The group highlighted that whilst what we are doing is relevant to COVID, we should highlight the positive impacts of clean air on health and wellbeing more generally. The Royal Academy of Engineering Infection Resilient Environments report includes a cost-benefit analysis of various changes - and it concludes that, if one includes the impact on productivity there are considerable financial (as well as health) benefits to implementing changes.

The group discussed the work detailed in the ToR; partly technical in nature, highlighting that we must consider cost, and ‘trigger’ points e.g. how to ensure adaptations are implemented in both new buildings and existing buildings.

The group discussed the significance of the task to make recommendations and/or take action ahead of this Winter.

The chair confirmed this is a longer term group and scope will look beyond COVID, emphasising the need to think beyond ventilation and filtration, and consider how we can learn from issues faced in the past. 

The group highlighted that longer term thinking should also consider water and waste water and the relationship to risks in the built environment, and that some mitigation behaviours are 'transportable' and helpful across environments.

Members were invited to provide additional comments by COP Friday 16 September via secretariat mailbox:

Discuss and agree work plan

An SG official introduced the draft work plan, explaining it is a live document and will be shaped by members.

The chair invited members to suggest emerging issues and potential topics for discussion to shape the work plan e.g. ‘warm banks’ this Winter.
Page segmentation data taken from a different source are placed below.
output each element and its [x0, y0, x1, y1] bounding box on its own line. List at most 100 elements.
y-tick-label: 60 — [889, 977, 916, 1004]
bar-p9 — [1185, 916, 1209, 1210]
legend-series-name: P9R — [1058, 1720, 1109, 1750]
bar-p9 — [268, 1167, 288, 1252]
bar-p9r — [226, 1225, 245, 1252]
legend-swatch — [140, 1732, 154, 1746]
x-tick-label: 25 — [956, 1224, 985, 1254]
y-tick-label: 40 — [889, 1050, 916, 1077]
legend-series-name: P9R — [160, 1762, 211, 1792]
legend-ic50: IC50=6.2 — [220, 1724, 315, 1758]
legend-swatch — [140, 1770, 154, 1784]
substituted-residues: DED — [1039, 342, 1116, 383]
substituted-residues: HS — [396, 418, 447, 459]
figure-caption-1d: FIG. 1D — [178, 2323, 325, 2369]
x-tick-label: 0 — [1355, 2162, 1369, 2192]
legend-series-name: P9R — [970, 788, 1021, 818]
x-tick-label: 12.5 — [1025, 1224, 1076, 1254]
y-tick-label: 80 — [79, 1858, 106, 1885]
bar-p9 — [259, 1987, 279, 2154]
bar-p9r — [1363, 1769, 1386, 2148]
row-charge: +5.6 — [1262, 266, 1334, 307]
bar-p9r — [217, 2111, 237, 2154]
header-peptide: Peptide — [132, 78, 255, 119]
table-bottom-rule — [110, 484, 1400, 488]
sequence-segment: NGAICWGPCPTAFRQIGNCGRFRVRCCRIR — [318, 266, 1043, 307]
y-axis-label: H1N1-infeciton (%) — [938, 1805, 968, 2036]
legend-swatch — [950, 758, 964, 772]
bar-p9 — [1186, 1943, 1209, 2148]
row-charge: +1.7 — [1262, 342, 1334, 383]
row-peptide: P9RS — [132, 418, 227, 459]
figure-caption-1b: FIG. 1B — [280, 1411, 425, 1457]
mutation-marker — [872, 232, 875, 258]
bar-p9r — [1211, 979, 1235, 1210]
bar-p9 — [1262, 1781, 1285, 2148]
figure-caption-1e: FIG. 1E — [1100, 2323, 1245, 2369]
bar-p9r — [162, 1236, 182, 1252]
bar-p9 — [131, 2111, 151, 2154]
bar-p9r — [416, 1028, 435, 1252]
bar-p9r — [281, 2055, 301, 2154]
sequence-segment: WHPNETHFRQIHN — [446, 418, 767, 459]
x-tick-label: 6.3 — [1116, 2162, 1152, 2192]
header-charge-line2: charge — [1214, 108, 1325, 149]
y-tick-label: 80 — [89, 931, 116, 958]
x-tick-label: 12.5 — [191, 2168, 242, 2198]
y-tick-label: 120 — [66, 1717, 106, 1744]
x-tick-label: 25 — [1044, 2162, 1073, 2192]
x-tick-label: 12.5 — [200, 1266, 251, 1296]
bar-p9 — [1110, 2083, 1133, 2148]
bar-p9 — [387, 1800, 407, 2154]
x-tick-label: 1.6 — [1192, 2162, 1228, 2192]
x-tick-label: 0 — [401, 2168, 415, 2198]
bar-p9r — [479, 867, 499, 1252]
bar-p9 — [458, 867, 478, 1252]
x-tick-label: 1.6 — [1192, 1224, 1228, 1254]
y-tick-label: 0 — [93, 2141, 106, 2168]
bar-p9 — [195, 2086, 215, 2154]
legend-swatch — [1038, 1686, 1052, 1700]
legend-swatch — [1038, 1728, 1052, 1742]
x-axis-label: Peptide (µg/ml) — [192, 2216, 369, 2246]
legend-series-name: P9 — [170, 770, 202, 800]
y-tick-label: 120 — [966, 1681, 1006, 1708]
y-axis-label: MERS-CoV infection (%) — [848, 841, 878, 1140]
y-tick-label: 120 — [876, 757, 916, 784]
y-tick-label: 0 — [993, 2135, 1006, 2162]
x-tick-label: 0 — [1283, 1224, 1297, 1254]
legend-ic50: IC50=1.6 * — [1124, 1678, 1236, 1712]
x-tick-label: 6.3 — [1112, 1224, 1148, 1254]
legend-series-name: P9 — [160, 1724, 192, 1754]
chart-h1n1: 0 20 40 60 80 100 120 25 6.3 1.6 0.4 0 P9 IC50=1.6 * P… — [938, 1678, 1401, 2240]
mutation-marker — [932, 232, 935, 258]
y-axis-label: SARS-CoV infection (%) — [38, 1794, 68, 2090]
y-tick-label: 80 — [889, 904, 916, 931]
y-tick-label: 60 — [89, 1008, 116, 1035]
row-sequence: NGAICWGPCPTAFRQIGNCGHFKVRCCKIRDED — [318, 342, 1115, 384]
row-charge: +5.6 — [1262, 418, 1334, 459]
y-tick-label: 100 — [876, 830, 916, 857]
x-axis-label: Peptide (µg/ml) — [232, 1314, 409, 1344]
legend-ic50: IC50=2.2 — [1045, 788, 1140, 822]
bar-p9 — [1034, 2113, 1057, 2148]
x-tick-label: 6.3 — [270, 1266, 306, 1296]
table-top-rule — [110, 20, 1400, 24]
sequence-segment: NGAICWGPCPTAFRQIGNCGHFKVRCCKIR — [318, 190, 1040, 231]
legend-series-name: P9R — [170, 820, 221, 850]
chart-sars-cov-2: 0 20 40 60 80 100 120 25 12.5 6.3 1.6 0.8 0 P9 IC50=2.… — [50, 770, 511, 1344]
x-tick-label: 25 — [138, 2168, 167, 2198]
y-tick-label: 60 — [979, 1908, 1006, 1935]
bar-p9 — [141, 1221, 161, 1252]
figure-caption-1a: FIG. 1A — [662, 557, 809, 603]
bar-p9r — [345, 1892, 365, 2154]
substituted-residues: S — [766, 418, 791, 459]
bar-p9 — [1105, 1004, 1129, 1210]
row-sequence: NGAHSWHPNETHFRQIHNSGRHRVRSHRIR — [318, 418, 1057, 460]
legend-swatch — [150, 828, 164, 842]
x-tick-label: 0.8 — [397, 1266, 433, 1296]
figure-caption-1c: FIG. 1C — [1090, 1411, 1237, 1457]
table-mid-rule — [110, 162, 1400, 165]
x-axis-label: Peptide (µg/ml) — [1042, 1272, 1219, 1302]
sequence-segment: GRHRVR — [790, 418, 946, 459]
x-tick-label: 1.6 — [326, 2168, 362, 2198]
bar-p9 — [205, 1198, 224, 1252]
The group discussed the concept of ‘warm banks’, highlighting that guidance would be beneficial to local governments to ensure ‘warm banks’ operate safely. The Cross-Government Analytical Group on the cost of living crisis are currently looking at examples of ‘warm banks’.

The group noted that we should look at the work of the group holistically and consider how to co-produce messaging to cover a range of issues e.g. cost of living crisis and increased prevalence of respiratory infections. 

Presentation on governance

An SG official provided an overview of governance, confirming the Adaptations Expert Advisory Group will report to the Adaptations Steering Group (a Scottish Government cross-government group). The Four Harms Group programme board will oversee the work of both groups. 

AOB, next meeting and close

The chair thanked members for volunteering their time and valuable contributions.